Importing corporate data, take two

After my last post, Michael contacted me and explained that I could simplify the import. The apoc.load.json() can process JSONL files directly. Also, with apoc.create.relationship() the creation of dynamic relations becomes a lot simpler.

Identities

Opencorporates posted a blog post recently detailing that the native_company_number in the German coorperates data is not unique. I previously used these as identifiers for the merge command when importing. On second thought, as each company should only occur once in the JSONL file, we don’t need to merge. So, one less index to create and to maintain for neo4j. This, of course, assumes that the import is a one time job.

Dealing with identities is always a problem when working with data: As I don’t have any identifying data for the :Officer, I used their names. These are very likely not unique, leading to different persons represented as the same officer. For my purposes, this is not a problem. For anything real, these issues would need to be addressed.

Loading JSONL

As I learned, apoc.load.json() can load JSONL files directly. No need to split and convert the file. The procedure will turn the JSONL file into a stream as it is loaded. In our case, each line is a JSON object on its own, so we get a stream of maps. In order limit the transaction size, we wrap the call to apoc.load.json() into a call to apoc.periodic.iterate() with the load.json() as first parameter and the cypher query to add/merge the data as second parameter and additional options as third parameter:

// run the second statement for each item returned by the first statement.
// Returns number of batches and total processed rows
apoc.periodic.iterate('statement returning items', 'statement per item',
{batchSize:1000,iterateList:true,parallel:false,params:{},concurrency:50,retries:0})
YIELD batches, total

Creating dynamic relationships

For the relations between officers and companies, I want to use the position attribute from the json file. Unfortunately, cypher does not offer a switch or similar statement, so I used a bit of hack involving foreach statements with only one item if a condition was meet. As Michael pointed out, there is an apoc procedure for that too apoc.create.relationship()

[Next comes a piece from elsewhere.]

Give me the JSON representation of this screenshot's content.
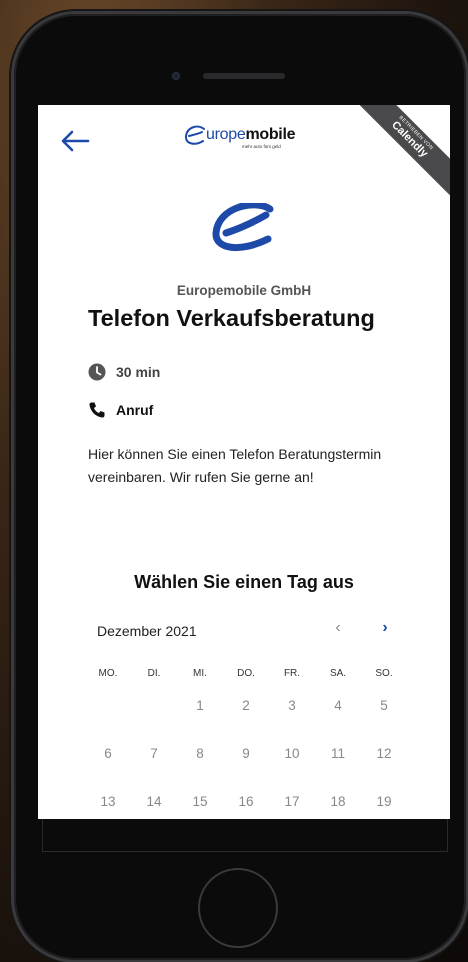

// create relationship with dynamic rel-type
apoc.create.relationship(fromNode,'KNOWS',{key:value,…​}, toNode)

All that is needed is to uppercase the position attribute and substitute spaces, so the final command becomes:

call apoc.create.relationship(officer, toUpper(replace(o.position, ' ', '_')),
    {dismissed:o.other_attributes.dismissed, startDate:date(o.start_date), endDate:date(o.end_date)},company)
    yield rel

The final import script is much nicer and loads all data in about 10 minutes:

call apoc.periodic.iterate("call apoc.load.json('http://localhost:8000/de_companies_ocdata.jsonl') yield value as c",
"create (company:Company) set company.id = c.company_number, company.name = c.name,
     company.status = c.current_status, company.jurisdictionCode = c.jurisdiction_code,
     company.address = c.registered_address, company.registerArt = c.all_attributes._registerArt,
     company.registerNummer = c.all_attributes._registerNummer,
     company.registerOffice = c.all_attributes.registered_office,
     company.nativeCompanyNumber = c.all_attributes.native_company_number,
     company.previusNames=[p IN c.previous_names | p.company_name],
     company.federalState = c.all_attributes.federal_state,
     company.registrar = c.all_attributes.registrar

with c, company UNWIND c.officers as o

merge (officer:Officer {name:o.name}) on create set officer.firstName = o.other_attributes.firstname,
    officer.lastName = o.other_attributes.lastname, officer.registeredOffice = c.all_attributes.registered_office

with officer, o, company

call apoc.create.relationship(officer, toUpper(replace(o.position, ' ', '_')),
    {dismissed:o.other_attributes.dismissed, startDate:date(o.start_date), endDate:date(o.end_date)},
    company) yield rel
return count(officer)
", {})